A week passed, during which time the Uncle Toby was ready for sea, while Grief managed to allay any suspicion of him by the shore crowd.
Even Gorman and Watson accepted him at his self-description. Throughout the week Grief begged and badgered them for the longitude of the island.
“You wouldn't have me leave here lost,” he finally urged. “I can't get a line on my chronometer without your longitude.”
Hall laughingly refused.
“You're too good a navigator, Mr. Anstey, not to fetch New Guinea or some other high land.”
“And you're too good a navigator, Mr. Hall,” Grief replied, “not to know that I can fetch your island any time by running down its latitude.”
On the last evening, ashore, as usual, to dinner, Grief got his first view of the pearls they had collected. Mrs. Hall, waxing enthusiastic, had asked her husband to bring forth the “pretties,” and had spent half an hour showing them to Grief. His delight in them was genuine, as well as was his surprise that they had made so rich a haul.

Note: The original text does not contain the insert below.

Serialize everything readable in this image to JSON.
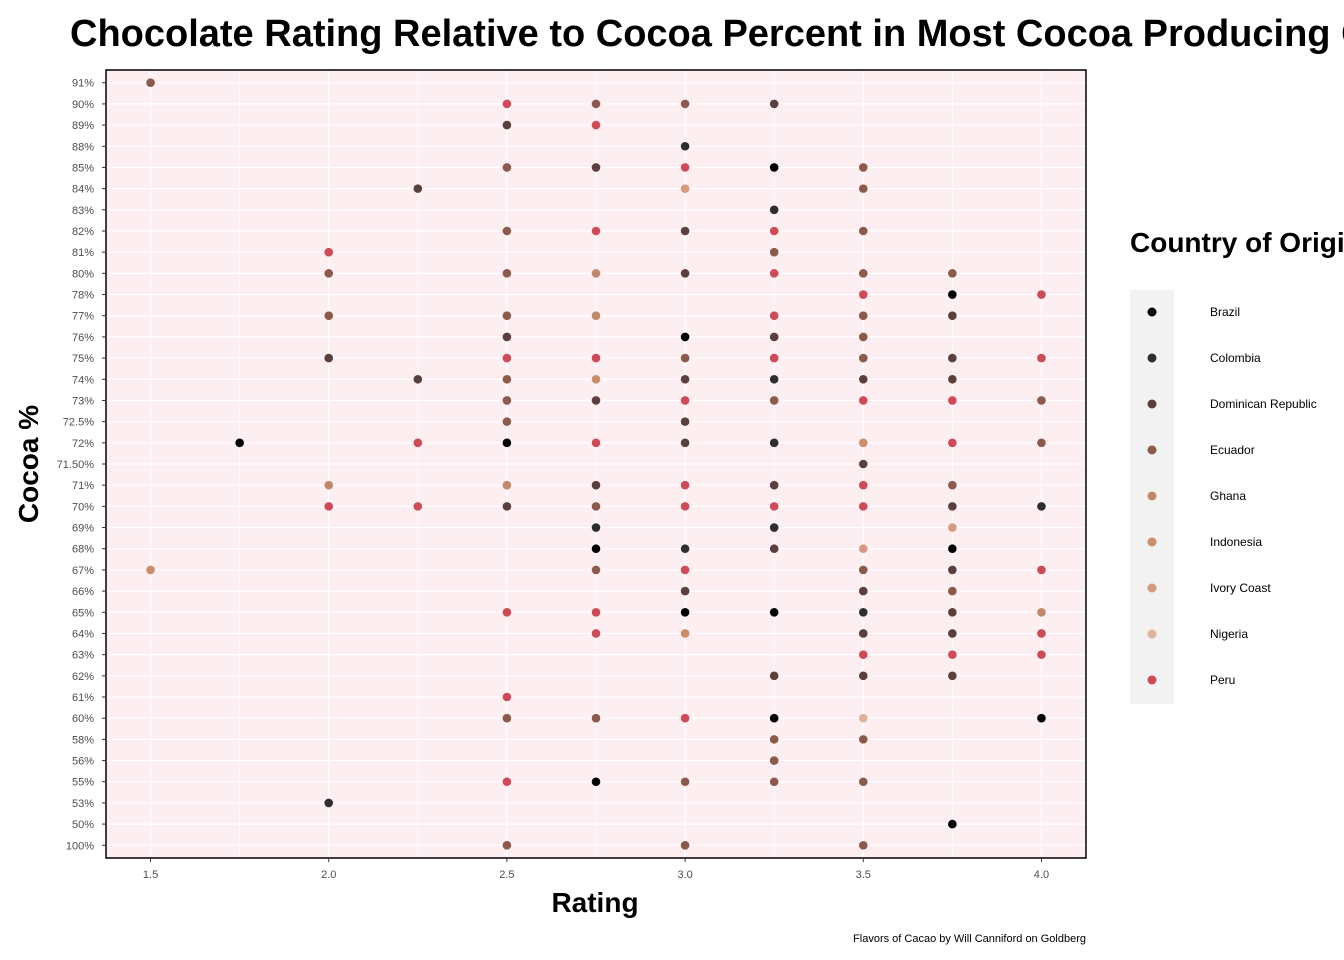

“The lagoon is virgin,” Hall explained. “You saw yourself that most of the shell is large and old. But it's funny that we got most of the valuable pearls in one small patch in the course of a week. It was a little treasure house. Every oyster seemed filled—seed pearls by the quart, of course, but the perfect ones, most of that bunch there, came out of the small patch.”
Grief ran his eye over them and knew their value ranged from one hundred to a thousand dollars each, while the several selected large ones went far beyond.
“Oh, the pretties! the pretties!” Mrs. Hall cried, bending forward suddenly and kissing them.